Le chef de l’Etat turc a précisé qu’ils avaient confirmé leur détermination pour le démarrage des activités du Comité constitutionnel syrien dans les plus brefs délais.

« Nous avons eu des discussions sur la Syrie et des questions d’ordre régional. Nous avons évalué la décision du retrait américain. Nous avons parlé des développements dans le terrain y compris Idleb. Nous avons échangé sur les démarches que nous pourrons lancer conjointement dans la période à venir » a relevé M. Erdogan.

Le président turc a rappelé que la Russie était le troisième plus grand partenaire commercial de la Turquie et expliqué que la coopération turco-russe dans l’énergie était l’un des principaux piliers des relations économiques.
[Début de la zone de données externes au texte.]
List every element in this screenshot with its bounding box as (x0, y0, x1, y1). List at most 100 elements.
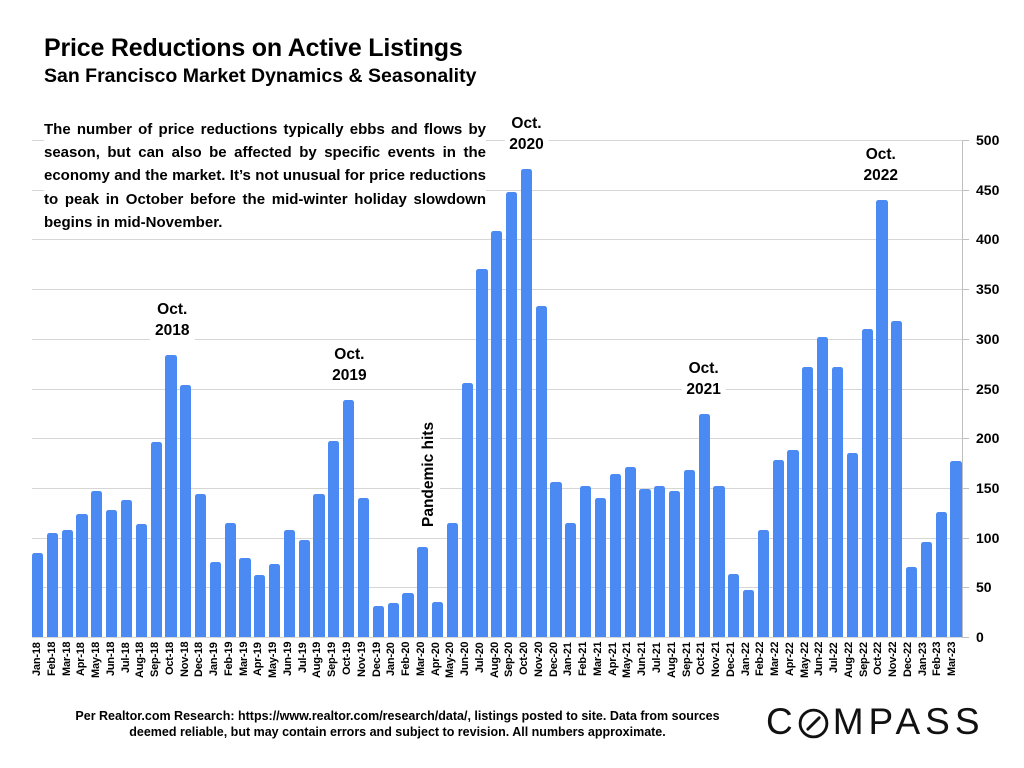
annotation-oct-2020: Oct. 2020 (504, 112, 549, 155)
bar-Nov-21 (713, 485, 725, 637)
bar-Jul-22 (831, 366, 844, 637)
annotation-oct-2022: Oct. 2022 (858, 143, 904, 186)
bar-Jun-18 (106, 509, 118, 637)
logo-letters-mpass: MPASS (832, 701, 985, 742)
logo-letter-c: C (766, 701, 798, 742)
description: The number of price reductions typically… (44, 118, 486, 235)
y-axis-label-100: 100 (976, 529, 1000, 546)
bar-Jul-18 (120, 499, 133, 637)
bar-Dec-19 (372, 606, 384, 637)
bar-Jan-23 (920, 541, 932, 637)
bar-Nov-20 (535, 306, 547, 637)
bar-Mar-23 (950, 461, 962, 637)
y-tick-350 (962, 289, 969, 291)
annotation-oct-2018: Oct. 2018 (149, 298, 195, 341)
bar-Sep-20 (506, 191, 518, 637)
bar-Jun-21 (639, 488, 651, 637)
bar-Feb-18 (46, 532, 59, 637)
annotation-pandemic-hits: Pandemic hits (420, 416, 441, 527)
bar-Jun-19 (283, 529, 296, 637)
bar-Dec-18 (194, 493, 207, 637)
bar-Feb-20 (402, 593, 414, 637)
bar-Jan-21 (565, 522, 577, 637)
bar-Oct-20 (520, 168, 533, 637)
gridline-0 (32, 637, 962, 638)
y-tick-150 (962, 487, 969, 489)
bar-Oct-18 (165, 354, 177, 637)
y-tick-0 (962, 637, 969, 638)
y-tick-100 (962, 537, 969, 539)
bar-Sep-18 (150, 442, 162, 637)
bar-Jan-20 (387, 603, 399, 637)
bar-Aug-22 (846, 453, 858, 637)
y-tick-250 (962, 388, 969, 390)
x-axis-labels: Jan-18 Feb-18 Mar-18 Apr-18 May-18 Jun-18 Jul-… (31, 642, 962, 698)
compass-logo: C MPASS (766, 699, 985, 745)
bar-Oct-22 (876, 199, 888, 637)
page-subtitle: San Francisco Market Dynamics & Seasonal… (44, 65, 477, 87)
bar-May-20 (446, 522, 458, 637)
bar-Sep-22 (861, 328, 873, 637)
annotation-oct-2021: Oct. 2021 (681, 358, 726, 401)
bar-Dec-21 (728, 574, 740, 637)
y-axis-label-250: 250 (976, 380, 1000, 397)
y-axis-label-350: 350 (976, 281, 1000, 298)
bar-May-21 (624, 467, 636, 637)
y-axis-label-50: 50 (976, 579, 992, 596)
bar-May-22 (802, 366, 814, 637)
bar-Jul-19 (298, 539, 310, 637)
bar-series (32, 140, 962, 637)
x-axis-label-Aug-21: Aug-21 (665, 642, 678, 679)
compass-o-icon (798, 708, 829, 738)
bar-Apr-22 (787, 450, 799, 637)
y-tick-50 (962, 587, 969, 589)
annotation-oct-2019: Oct. 2019 (327, 344, 372, 387)
x-axis-label-Mar-23: Mar-23 (946, 642, 959, 677)
bar-Jan-19 (209, 562, 221, 637)
page-title: Price Reductions on Active Listings (44, 34, 463, 62)
bar-Feb-21 (580, 485, 592, 637)
bar-Feb-23 (935, 511, 947, 637)
y-tick-400 (962, 239, 969, 241)
bar-Mar-18 (61, 529, 73, 637)
bar-Nov-18 (180, 384, 192, 637)
bar-Feb-22 (757, 529, 770, 637)
x-axis-label-Feb-18: Feb-18 (45, 642, 58, 677)
bar-Mar-22 (772, 460, 784, 637)
bar-Feb-19 (224, 522, 236, 637)
bar-Mar-19 (239, 558, 251, 637)
bar-Jun-20 (461, 382, 473, 637)
gridline-500 (32, 140, 962, 141)
bar-Oct-21 (698, 414, 710, 637)
bar-Mar-20 (417, 546, 429, 637)
bar-May-19 (269, 564, 281, 637)
y-tick-450 (962, 189, 969, 191)
x-axis-label-Nov-19: Nov-19 (355, 642, 368, 678)
bar-Nov-19 (357, 497, 370, 637)
y-axis-label-150: 150 (976, 479, 1000, 496)
bar-Apr-19 (254, 575, 266, 637)
bar-Mar-21 (594, 497, 607, 637)
bar-Sep-19 (328, 441, 340, 637)
y-tick-500 (962, 140, 969, 141)
y-axis-label-400: 400 (976, 231, 1000, 248)
bar-Aug-19 (313, 493, 325, 637)
bar-Aug-18 (135, 523, 147, 637)
bar-Jul-21 (654, 485, 666, 637)
y-tick-300 (962, 338, 969, 340)
y-axis-label-300: 300 (976, 330, 1000, 347)
bar-Jan-22 (743, 590, 755, 637)
bar-Aug-20 (491, 231, 503, 637)
bar-Jun-22 (817, 336, 829, 637)
bar-Jan-18 (32, 552, 44, 637)
bar-Nov-22 (891, 320, 903, 637)
bar-Dec-20 (550, 481, 562, 637)
bar-May-18 (91, 490, 103, 637)
bar-Apr-20 (431, 602, 444, 637)
y-axis-label-500: 500 (976, 132, 1000, 148)
bar-Oct-19 (343, 400, 355, 637)
bar-Jul-20 (476, 269, 488, 637)
y-axis-label-0: 0 (976, 629, 984, 645)
bar-Sep-21 (683, 470, 695, 637)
Interrogé sur les critiques de Washington à l’achat des systèmes de missiles russes S-400 à la Russie, M. Erdogan a répondu :

« Que cela déplaise ou pas à une tierce partie. Nous sommes un pays où la souveraineté appartient au peuple sans condition ni réserve. Nous ne laisserons personne intervenir dans nos droits de souveraineté. Si nous l’autorisons, nous ne serons plus un Etat, ni un peuple. Au sujet des S-400 nous avons défini notre feuille de route et entrepris nos démarches. Tout est fini. Ceux qui nous conseillent maintenant de ‘renoncer’, ne nous connaissent pas. Si à ce sujet nous avons fait un accord, c’est que cette affaire est terminée. C’est ainsi que nous allons suivre notre chemin. Personne ne peut nous demander d’y renoncer ».